Alzó la vista. Una camarera contemplaba con ceño su comida intacta. Estaba a punto de disculparse por pedir lo que no había sido capaz de comer, cuando la mujer dijo:
– Le llaman desde Londres. El teléfono está detrás del bar.
El que llamaba era Winston Nkata, y su tono era perentorio.
– Lo tenemos, jefe -dijo con voz tensa-. La autopsia descubrió un trozo de cedro en el cuerpo de Cole. St. James dice que la primera arma fue una flecha. Disparó a oscuras. La chica huyó y no pudo dispararle. Tuvo que perseguirla y machacarle la cabeza.
Nkata explicó lo que St. James había visto en el informe de la autopsia y cómo lo había interpretado, y lo que él, Nkata, había averiguado sobre arcos y flechas gracias a un fabricante de flechas de Kent.
– El asesino debió de llevarse la flecha del lugar del crimen, porque casi todos los longbows se usan en competiciones -terminó Nkata-, y todos los longbows llevan marcas que los identifican.
– ¿Cómo son las marcas?
– Son las iniciales del tirador.
– Santo Dios. Eso es como si el asesino hubiera firmado su crimen.

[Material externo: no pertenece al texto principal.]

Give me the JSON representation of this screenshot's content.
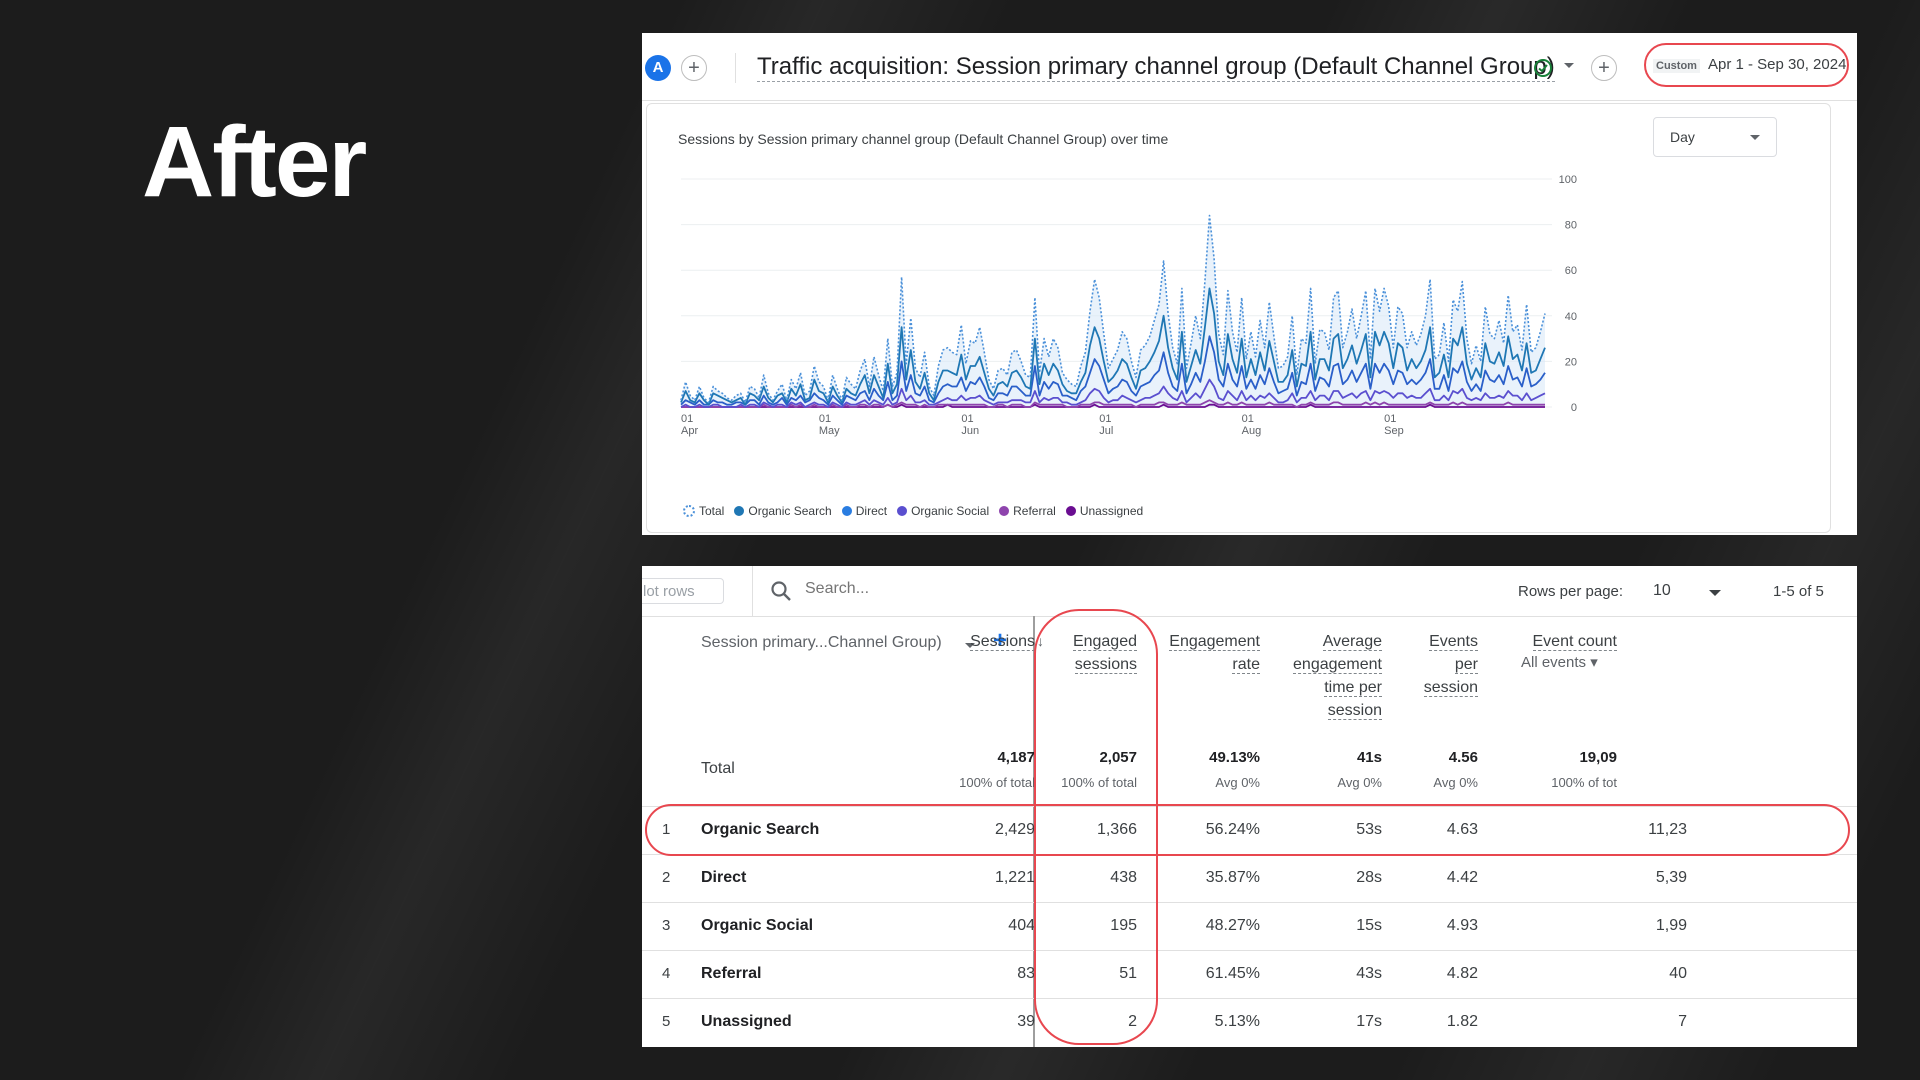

– Ni más ni menos. Las iniciales se tallan o se imprimen a fuego en la madera, o pueden ser calcomanías. En cualquier caso, en un lugar del crimen, son como huellas dactilares.
– Matrícula de honor, Winnie -dijo Lynley-. Excelente trabajo.
El agente carraspeó.
– Sí, bueno. Hay que hacer el trabajo.
– Por lo tanto, si encontramos al arquero tendremos a nuestro asesino -dijo Lynley.
– Eso parece. -Nkata hizo la pregunta lógica-: ¿Ha hablado con los Maiden, inspector?
– Quiere someterse a un detector de mentiras.
Lynley resumió su entrevista con los padres de la chica muerta.
– Sí -dijo Nkata-. No olvide preguntarle si interviene en la guerra de los Cien Años en sus tardes libres.
– ¿Perdón?
– Eso es lo que hacen con los longbows. Competiciones, torneos y recreaciones históricas. ¿El señor Maiden combate contra los franceses en Derbyshire, a modo de diversión?
Lynley respiró hondo. Tuvo la sensación de haberse liberado de un peso que le agobiaba, al tiempo que un banco de niebla se disipaba en su cerebro.